In the photo at the lower right, orbs hover near haunted Houmas House in Louisiana.  It’s an extraordinary location for ghost photos.  Houmas House may look familiar because it’s been featured in movies and TV shows.  It was also the home of the man who designed the famous “Stars and Bars” flag of the Civil War.  Ghosts of Confederate soldiers have been reported near the house.

I’ve seen two full apparitions at Houmas House.  One was in the bedroom where Bette Davis slept while filming “Hush, Hush, Sweet Charlotte” at the house.

The other was at the front gate, where I saw an unusually tall black man pacing.   At first, I saw him from the “widow’s walk” on top of Houmas House.  The apparition looked only slightly translucent.  It was a sunny morning, and I saw him very clearly.

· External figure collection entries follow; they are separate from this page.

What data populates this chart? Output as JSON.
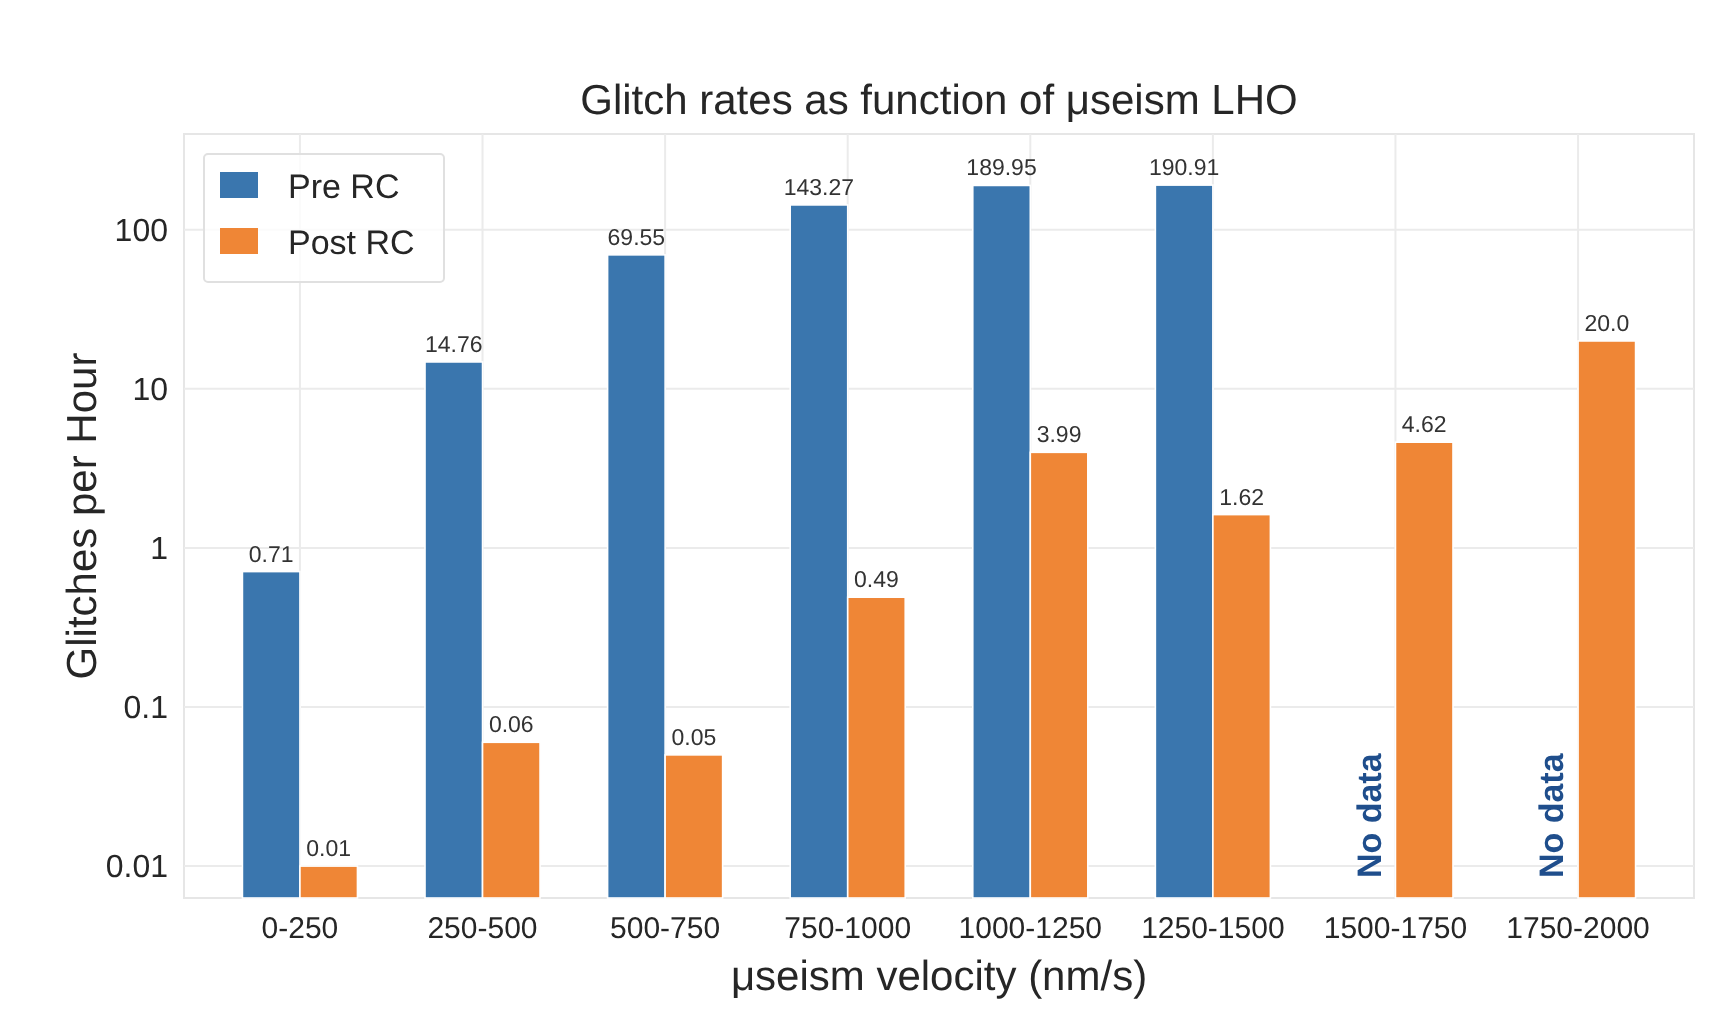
{
  "chart_data": {
    "type": "bar",
    "title": "Glitch rates as function of μseism LHO",
    "xlabel": "μseism velocity (nm/s)",
    "ylabel": "Glitches per Hour",
    "categories": [
      "0-250",
      "250-500",
      "500-750",
      "750-1000",
      "1000-1250",
      "1250-1500",
      "1500-1750",
      "1750-2000"
    ],
    "series": [
      {
        "name": "Pre RC",
        "color": "#3a76ae",
        "values": [
          0.71,
          14.76,
          69.55,
          143.27,
          189.95,
          190.91,
          null,
          null
        ],
        "value_labels": [
          "0.71",
          "14.76",
          "69.55",
          "143.27",
          "189.95",
          "190.91",
          null,
          null
        ]
      },
      {
        "name": "Post RC",
        "color": "#ef8636",
        "values": [
          0.01,
          0.06,
          0.05,
          0.49,
          3.99,
          1.62,
          4.62,
          20.0
        ],
        "value_labels": [
          "0.01",
          "0.06",
          "0.05",
          "0.49",
          "3.99",
          "1.62",
          "4.62",
          "20.0"
        ]
      }
    ],
    "annotations": [
      {
        "text": "No data",
        "x": "1500-1750",
        "y": 0.01
      },
      {
        "text": "No data",
        "x": "1750-2000",
        "y": 0.01
      }
    ],
    "log": true,
    "ylim": [
      0.0063,
      400
    ],
    "yticks": [
      {
        "value": 0.01,
        "label": "0.01"
      },
      {
        "value": 0.1,
        "label": "0.1"
      },
      1,
      10,
      100
    ],
    "grid": true,
    "legend": "top left"
  }
}
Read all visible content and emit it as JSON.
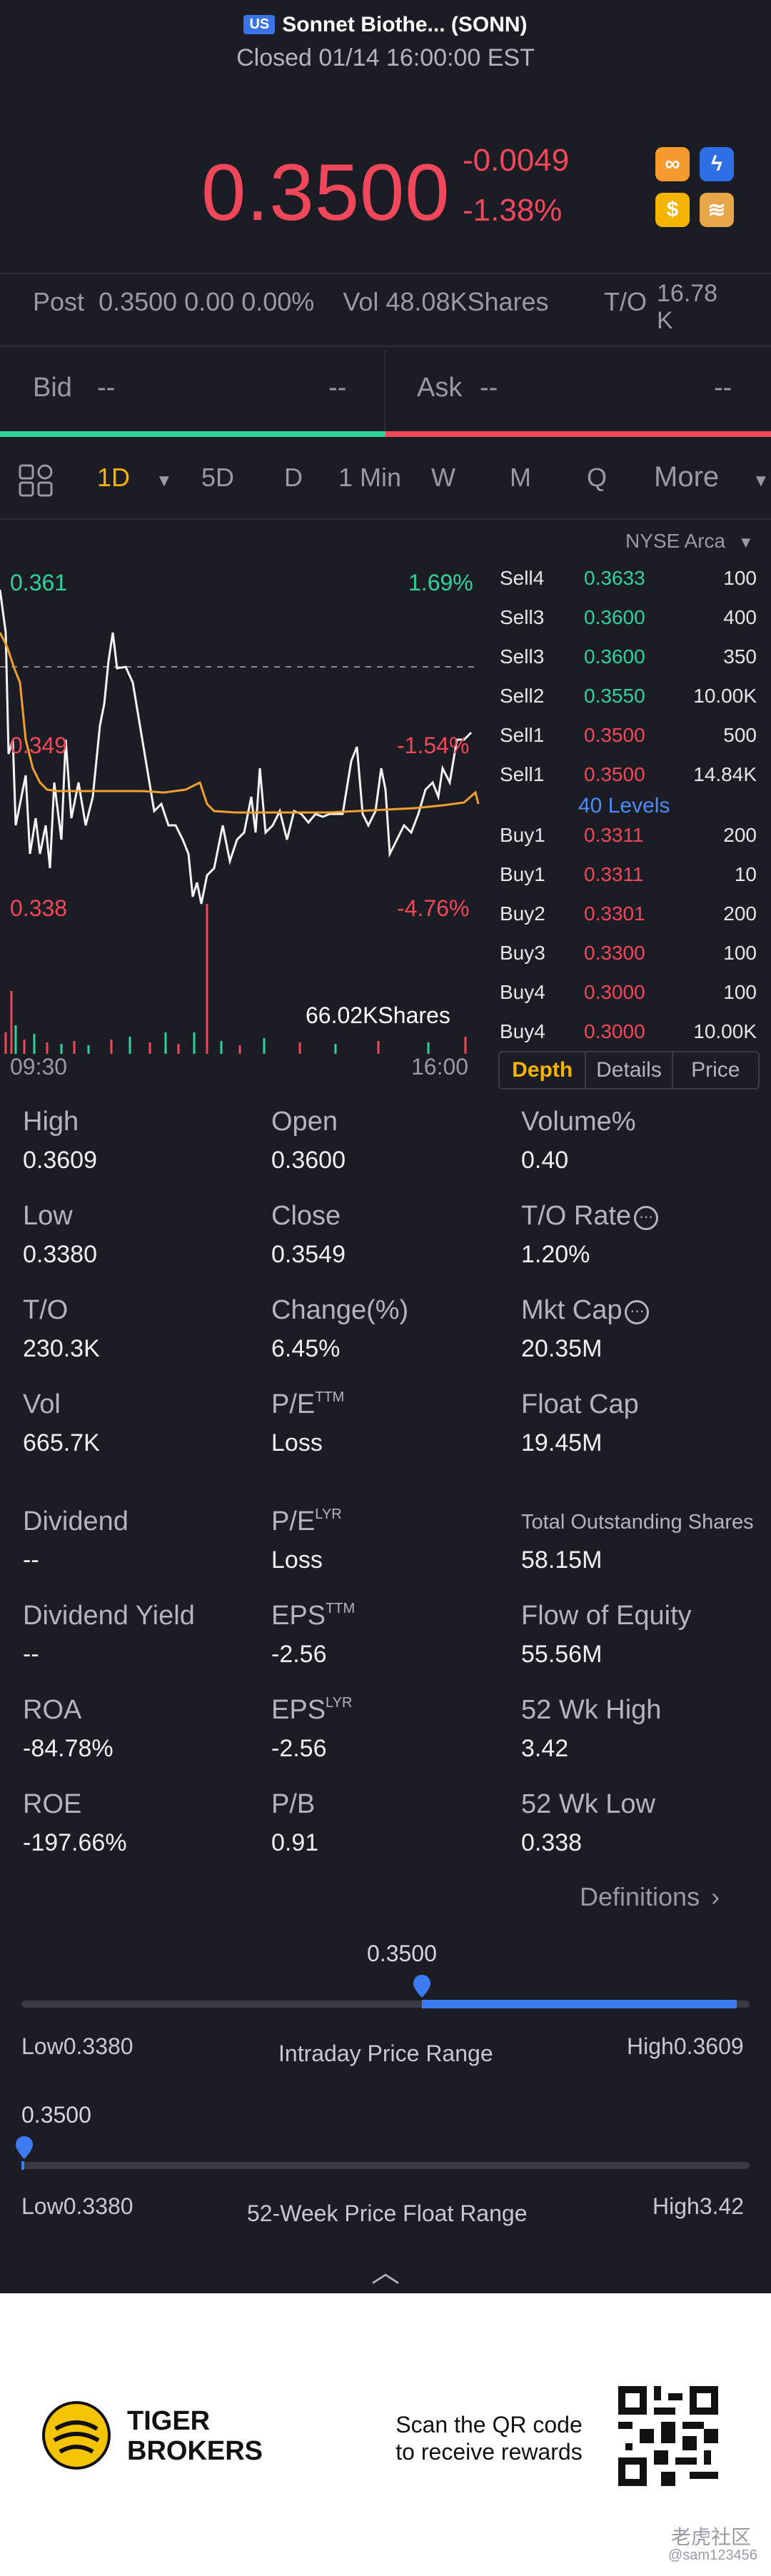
{
  "header": {
    "market_badge": "US",
    "title": "Sonnet Biothe... (SONN)",
    "status": "Closed 01/14 16:00:00 EST"
  },
  "quote": {
    "price": "0.3500",
    "change": "-0.0049",
    "change_pct": "-1.38%"
  },
  "post": {
    "label": "Post",
    "values": "0.3500 0.00 0.00%",
    "vol": "Vol 48.08KShares",
    "to_label": "T/O",
    "to_value": "16.78 K"
  },
  "bidask": {
    "bid_label": "Bid",
    "bid_price": "--",
    "bid_size": "--",
    "ask_label": "Ask",
    "ask_price": "--",
    "ask_size": "--"
  },
  "tabs": {
    "d1": "1D",
    "d5": "5D",
    "d": "D",
    "min1": "1 Min",
    "w": "W",
    "m": "M",
    "q": "Q",
    "more": "More"
  },
  "chart": {
    "high_price": "0.361",
    "high_pct": "1.69%",
    "mid_price": "0.349",
    "mid_pct": "-1.54%",
    "low_price": "0.338",
    "low_pct": "-4.76%",
    "volume": "66.02KShares",
    "time_start": "09:30",
    "time_end": "16:00"
  },
  "orderbook": {
    "exchange": "NYSE Arca",
    "sells": [
      {
        "level": "Sell4",
        "price": "0.3633",
        "qty": "100"
      },
      {
        "level": "Sell3",
        "price": "0.3600",
        "qty": "400"
      },
      {
        "level": "Sell3",
        "price": "0.3600",
        "qty": "350"
      },
      {
        "level": "Sell2",
        "price": "0.3550",
        "qty": "10.00K"
      },
      {
        "level": "Sell1",
        "price": "0.3500",
        "qty": "500"
      },
      {
        "level": "Sell1",
        "price": "0.3500",
        "qty": "14.84K"
      }
    ],
    "levels_label": "40 Levels",
    "buys": [
      {
        "level": "Buy1",
        "price": "0.3311",
        "qty": "200"
      },
      {
        "level": "Buy1",
        "price": "0.3311",
        "qty": "10"
      },
      {
        "level": "Buy2",
        "price": "0.3301",
        "qty": "200"
      },
      {
        "level": "Buy3",
        "price": "0.3300",
        "qty": "100"
      },
      {
        "level": "Buy4",
        "price": "0.3000",
        "qty": "100"
      },
      {
        "level": "Buy4",
        "price": "0.3000",
        "qty": "10.00K"
      }
    ],
    "tab_depth": "Depth",
    "tab_details": "Details",
    "tab_price": "Price"
  },
  "stats": [
    {
      "label": "High",
      "value": "0.3609"
    },
    {
      "label": "Open",
      "value": "0.3600"
    },
    {
      "label": "Volume%",
      "value": "0.40"
    },
    {
      "label": "Low",
      "value": "0.3380"
    },
    {
      "label": "Close",
      "value": "0.3549"
    },
    {
      "label": "T/O Rate",
      "value": "1.20%"
    },
    {
      "label": "T/O",
      "value": "230.3K"
    },
    {
      "label": "Change(%)",
      "value": "6.45%"
    },
    {
      "label": "Mkt Cap",
      "value": "20.35M"
    },
    {
      "label": "Vol",
      "value": "665.7K"
    },
    {
      "label": "P/E",
      "sup": "TTM",
      "value": "Loss"
    },
    {
      "label": "Float Cap",
      "value": "19.45M"
    },
    {
      "label": "Dividend",
      "value": "--"
    },
    {
      "label": "P/E",
      "sup": "LYR",
      "value": "Loss"
    },
    {
      "label": "Total Outstanding Shares",
      "value": "58.15M"
    },
    {
      "label": "Dividend Yield",
      "value": "--"
    },
    {
      "label": "EPS",
      "sup": "TTM",
      "value": "-2.56"
    },
    {
      "label": "Flow of Equity",
      "value": "55.56M"
    },
    {
      "label": "ROA",
      "value": "-84.78%"
    },
    {
      "label": "EPS",
      "sup": "LYR",
      "value": "-2.56"
    },
    {
      "label": "52 Wk High",
      "value": "3.42"
    },
    {
      "label": "ROE",
      "value": "-197.66%"
    },
    {
      "label": "P/B",
      "value": "0.91"
    },
    {
      "label": "52 Wk Low",
      "value": "0.338"
    }
  ],
  "definitions": "Definitions",
  "intraday": {
    "current": "0.3500",
    "low": "Low0.3380",
    "title": "Intraday Price Range",
    "high": "High0.3609",
    "position": 0.55
  },
  "week52": {
    "current": "0.3500",
    "low": "Low0.3380",
    "title": "52-Week Price Float Range",
    "high": "High3.42",
    "position": 0.004
  },
  "footer": {
    "brand_line1": "TIGER",
    "brand_line2": "BROKERS",
    "promo_line1": "Scan the QR code",
    "promo_line2": "to receive rewards",
    "watermark": "老虎社区",
    "watermark_user": "@sam123456"
  },
  "colors": {
    "up": "#2fd39a",
    "down": "#f0485a",
    "accent": "#f5b400",
    "link": "#4e8bf5"
  }
}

Ghost orbs at Houmas House (Louisiana)
Orbs hover at historic (and haunted) Houmas House, LA

I wanted a closer look, so I dashed downstairs and out the front door.  The figure was clearly visible until I was about 30 feet from him.  He faded quickly.  It probably took less than half a second.

After the apparition vanished from sight, I asked Kevin Kelly — the owner of Houmas House — about the ghost.  I described the figure in detail.  Mr. Kelly knew exactly which man I was describing.

Mr. Kelly showed me a photograph of the former slave, taken during the man’s lifetime.  I recognized the man in the photo right away.  His apparition looks almost exactly the same today.

I wish I’d been able to capture his ghostly image in a photo.  However, these kinds of encounters indicate locations — such as Louisiana’s Houmas House — where ghost photos are likely.

This is important: Credible ghost photos rarely occur unless other ghostly phenomena are reported, too.